From ancient Egyptian ritual to Cleopatra’s beauty secrets: what olfactory archaeology reveals about perfume history

The technical intelligence of ancient perfumers continues to reframe how the founders think about ingredients. Olive oil and rose shouldn’t work on paper — but they do. Modern distillation only arrived in the 7th century; before that, perfume came from oils and wine infusions, and the smell of the oil itself was part of the fragrance. “It starts with technique — how clever ancient blends were — but it ends with motivation. Funeral rituals, court anxieties, bath rituals, seduction, status: the reasons people perfumed themselves are never superficial. Once you realise that, you stop treating raw materials as notes and start treating them as cultural evidence.”

Working through archives also reframes the relationship with nature. Ingredients move through trade routes, through access, through disappearance. Reconstruction becomes a form of preservation — not as nostalgia, but as a way of remembering what was possible before it becomes impossible.

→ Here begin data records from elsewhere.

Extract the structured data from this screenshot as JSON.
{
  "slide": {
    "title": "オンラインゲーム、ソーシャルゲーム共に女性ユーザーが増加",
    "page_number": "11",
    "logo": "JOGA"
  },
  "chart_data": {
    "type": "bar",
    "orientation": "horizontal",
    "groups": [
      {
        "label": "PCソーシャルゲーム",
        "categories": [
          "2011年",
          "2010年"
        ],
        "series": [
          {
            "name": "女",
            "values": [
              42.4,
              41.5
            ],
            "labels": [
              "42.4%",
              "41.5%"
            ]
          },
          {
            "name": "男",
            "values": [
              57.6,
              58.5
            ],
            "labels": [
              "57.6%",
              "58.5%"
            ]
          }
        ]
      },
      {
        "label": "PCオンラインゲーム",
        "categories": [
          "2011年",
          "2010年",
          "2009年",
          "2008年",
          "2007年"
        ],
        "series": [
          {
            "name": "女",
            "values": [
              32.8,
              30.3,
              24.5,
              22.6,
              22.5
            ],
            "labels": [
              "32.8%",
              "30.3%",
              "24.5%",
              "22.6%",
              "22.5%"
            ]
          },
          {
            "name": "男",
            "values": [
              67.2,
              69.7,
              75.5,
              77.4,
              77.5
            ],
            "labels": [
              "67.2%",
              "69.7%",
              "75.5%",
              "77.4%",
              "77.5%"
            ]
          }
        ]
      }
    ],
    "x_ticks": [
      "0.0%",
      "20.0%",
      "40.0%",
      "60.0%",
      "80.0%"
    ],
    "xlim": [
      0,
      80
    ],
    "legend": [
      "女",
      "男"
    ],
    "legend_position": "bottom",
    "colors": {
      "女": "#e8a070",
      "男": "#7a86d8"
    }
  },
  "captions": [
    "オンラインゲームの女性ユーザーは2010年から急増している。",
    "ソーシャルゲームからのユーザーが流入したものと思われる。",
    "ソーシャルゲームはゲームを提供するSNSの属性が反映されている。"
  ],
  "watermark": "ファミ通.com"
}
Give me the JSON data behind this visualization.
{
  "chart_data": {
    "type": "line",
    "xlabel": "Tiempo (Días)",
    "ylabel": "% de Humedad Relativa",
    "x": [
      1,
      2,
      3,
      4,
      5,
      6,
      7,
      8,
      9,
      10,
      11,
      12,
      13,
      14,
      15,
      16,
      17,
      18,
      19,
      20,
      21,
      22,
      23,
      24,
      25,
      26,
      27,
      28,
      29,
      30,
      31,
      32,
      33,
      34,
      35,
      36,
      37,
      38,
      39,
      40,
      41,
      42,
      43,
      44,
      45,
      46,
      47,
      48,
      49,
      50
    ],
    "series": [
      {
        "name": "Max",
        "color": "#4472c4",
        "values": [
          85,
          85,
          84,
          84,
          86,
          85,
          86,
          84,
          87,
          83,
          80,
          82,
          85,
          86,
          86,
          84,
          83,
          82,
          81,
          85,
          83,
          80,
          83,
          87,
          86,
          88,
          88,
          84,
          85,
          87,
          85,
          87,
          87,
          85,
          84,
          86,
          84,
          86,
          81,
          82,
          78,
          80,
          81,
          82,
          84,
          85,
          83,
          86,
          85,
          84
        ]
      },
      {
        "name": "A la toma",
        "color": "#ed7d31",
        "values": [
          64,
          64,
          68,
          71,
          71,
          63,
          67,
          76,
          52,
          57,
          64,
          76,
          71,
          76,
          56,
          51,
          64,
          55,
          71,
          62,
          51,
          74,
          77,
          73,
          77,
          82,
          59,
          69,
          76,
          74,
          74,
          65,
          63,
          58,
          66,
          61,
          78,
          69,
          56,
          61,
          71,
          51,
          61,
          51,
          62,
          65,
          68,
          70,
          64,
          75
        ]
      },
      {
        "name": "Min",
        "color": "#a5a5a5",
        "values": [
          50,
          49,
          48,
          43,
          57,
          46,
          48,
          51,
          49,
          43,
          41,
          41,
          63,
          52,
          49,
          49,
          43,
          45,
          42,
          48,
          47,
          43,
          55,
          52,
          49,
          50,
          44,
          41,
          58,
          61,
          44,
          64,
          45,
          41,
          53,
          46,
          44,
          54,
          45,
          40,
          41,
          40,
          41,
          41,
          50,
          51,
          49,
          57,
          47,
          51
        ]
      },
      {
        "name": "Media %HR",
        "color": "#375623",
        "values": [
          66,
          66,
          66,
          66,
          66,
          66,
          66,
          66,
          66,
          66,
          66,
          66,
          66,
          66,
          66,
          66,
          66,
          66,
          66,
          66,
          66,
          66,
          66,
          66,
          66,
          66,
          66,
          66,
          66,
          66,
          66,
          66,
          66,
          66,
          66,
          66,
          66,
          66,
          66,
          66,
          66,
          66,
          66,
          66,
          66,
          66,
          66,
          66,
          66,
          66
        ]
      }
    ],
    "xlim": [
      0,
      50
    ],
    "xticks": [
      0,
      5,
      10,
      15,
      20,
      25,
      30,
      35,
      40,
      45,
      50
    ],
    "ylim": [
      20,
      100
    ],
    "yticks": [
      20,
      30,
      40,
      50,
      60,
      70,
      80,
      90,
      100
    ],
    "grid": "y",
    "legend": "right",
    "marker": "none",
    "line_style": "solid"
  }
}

From ancient Egyptian ritual to Cleopatra’s beauty secrets: what comes next for ānti

Ānti approaches fragrance as a reconstruction practice rather than a lifestyle product. Drawing from ancient rituals, historical research, and contemporary culture, the brand creates perfumes as chronological environments that react to heat, skin, and time — positioning scent as cultural evidence, a living archive shaped by memory, materiality, and the human body.

Next: a gourmand inspired by Cleopatra’s beauty rituals. “We didn’t want something sugary — we wanted mouth-watering and sophisticated. Cleopatra felt right: diplomacy, seduction, power. The full package.